Love is an Action Word: Min. Shavonne Williams
“Love is an action word. We can’t just sit back and say we love our neighbor and pray. We actually got to get in and get our hands dirty.”Min. Shavonne Williams
As a native of Blythe, GA, Minster Shavonne D. Williams understands the lived experience of people living in Georgia’s Black Belt region, and it’s that connection that allows her to develop relationships and impact communities. “Georgia is a very rural state. You have Atlanta and surrounding areas, and then you have the rest of Georgia. Those demographics are very different,” she explained.
Historically, residents in the Black Belt region have been overlooked and underrepresented. “The leadership in some of the areas does not look like a true representation of the people,” shared Williams. “You may have populations that are primarily Black but have not seen Black people in any type of elected official role or leadership role. When that’s the case, everybody in the population isn’t engaged, and everybody in the population isn’t represented.”
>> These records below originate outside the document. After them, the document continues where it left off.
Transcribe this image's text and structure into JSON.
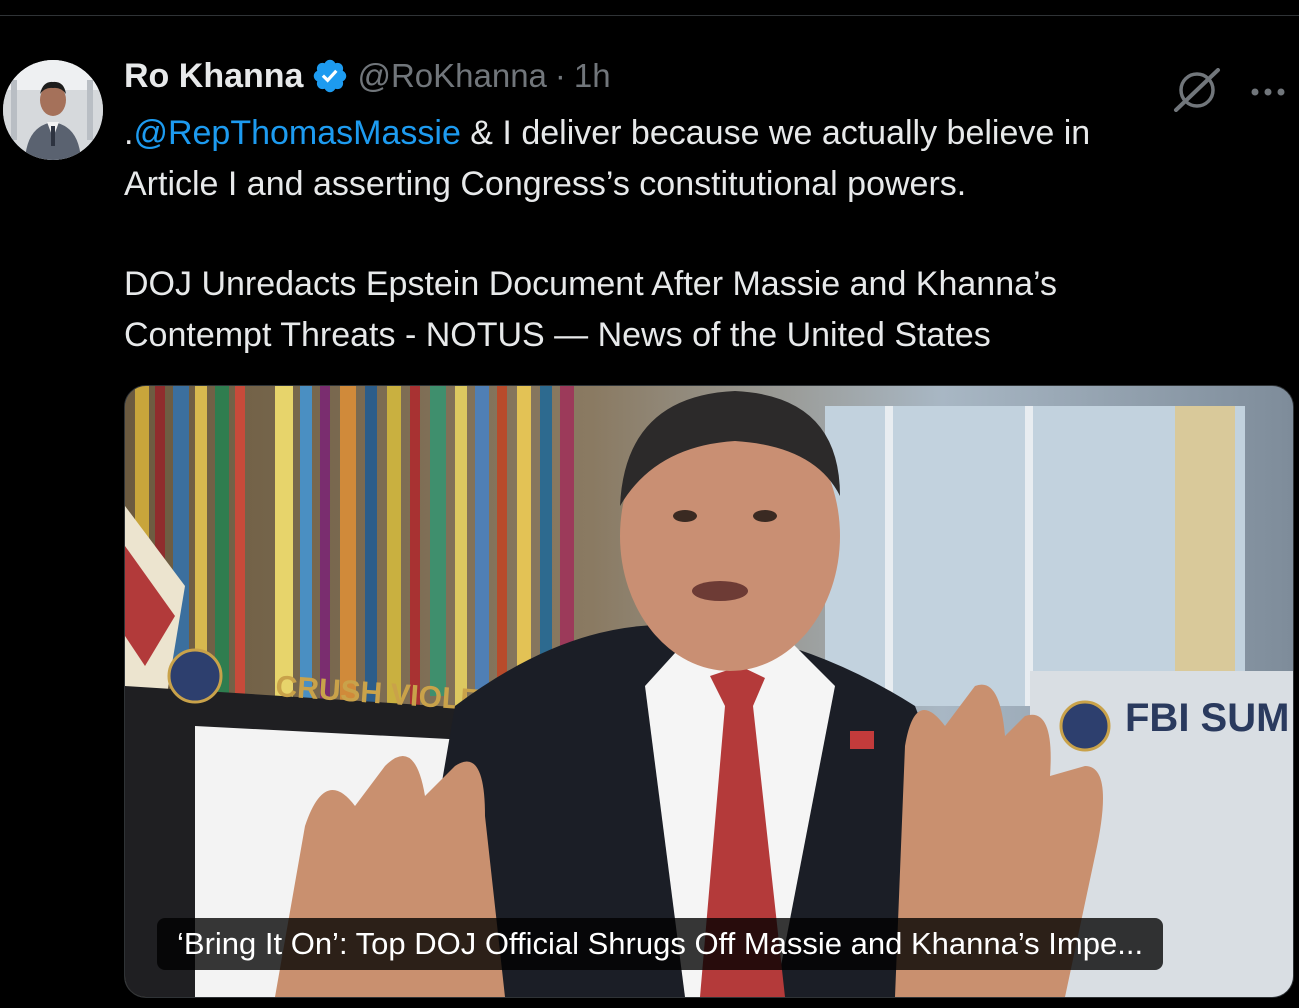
{
  "tweet": {
    "author": {
      "display_name": "Ro Khanna",
      "handle": "@RoKhanna",
      "separator": "·",
      "time": "1h",
      "verified": true,
      "badge_color": "#1d9bf0"
    },
    "text": {
      "prefix": ".",
      "mention": "@RepThomasMassie",
      "line1_rest": " & I deliver because we actually believe in",
      "line2": "Article I and asserting Congress’s constitutional powers.",
      "paragraph2_line1": "DOJ Unredacts Epstein Document After Massie and Khanna’s",
      "paragraph2_line2": "Contempt Threats - NOTUS — News of the United States"
    },
    "card": {
      "caption": "‘Bring It On’: Top DOJ Official Shrugs Off Massie and Khanna’s Impe...",
      "sign_left_text": "CRUSH VIOLENT C",
      "sign_right_text": "FBI SUM"
    },
    "icons": {
      "verified": "verified-badge-icon",
      "grok": "grok-icon",
      "more": "more-options-icon"
    },
    "colors": {
      "background": "#000000",
      "text": "#e7e9ea",
      "secondary": "#71767b",
      "link": "#1d9bf0"
    }
  }
}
Since 2014, Faith in Public Life has worked throughout Georgia’s Black Belt to make sure residents were informed and to increase their political engagement. Over the last year, we’ve partnered with the Georgia Budget & Policy Institute (GBPI) to hold listening sessions around community needs, worked with Census ambassadors to ensure the count was an accurate reflection of communities and engaged voters through our Faithful Voter program.
“Starting 2014, and in every election season since then, we’ve been building relationships because I think that’s what voting is; that’s what getting the Census done is. Everything is about building relationships,” explained Williams.
These relationships have both individual and community impact. This past fall, Sonya, a woman in her 60s who had never voted because she didn’t feel that her voice or vote mattered, cast her ballot for the first time with the help of Minister Williams. These relationships have helped Faith in Public Life to expand its network into new communities, making sure that communities throughout the Black Belt are informed, empowered and engaged.
Minister Williams acknowledges that this work has not been without its challenges. “I’ve had a lot of resistance from pastors over the years. They say, ‘Oh, I don’t get involved in politics.’ And I’ve had to let them know that Jesus did.” she shared. “I’ve had to tell some of the pastors, churches and people of faith that when you love your neighbor that means we got to vote. When you love your neighbor, as we are charged to do, that means we have to make sure that there’s a fair budget so that everybody can eat and have a roof over their heads, so that everybody can be educated. That means we have to be involved.”
Earlier this year, Georgia reaped the benefits of years of relationship building with record turnout in both the general and run-off elections. Now Minister Williams is working to ensure those voters stay engaged by participating in weekly Coffee at the Capitol sessions, staying informed of the policies that shape their lives, and putting their love of neighbor into action.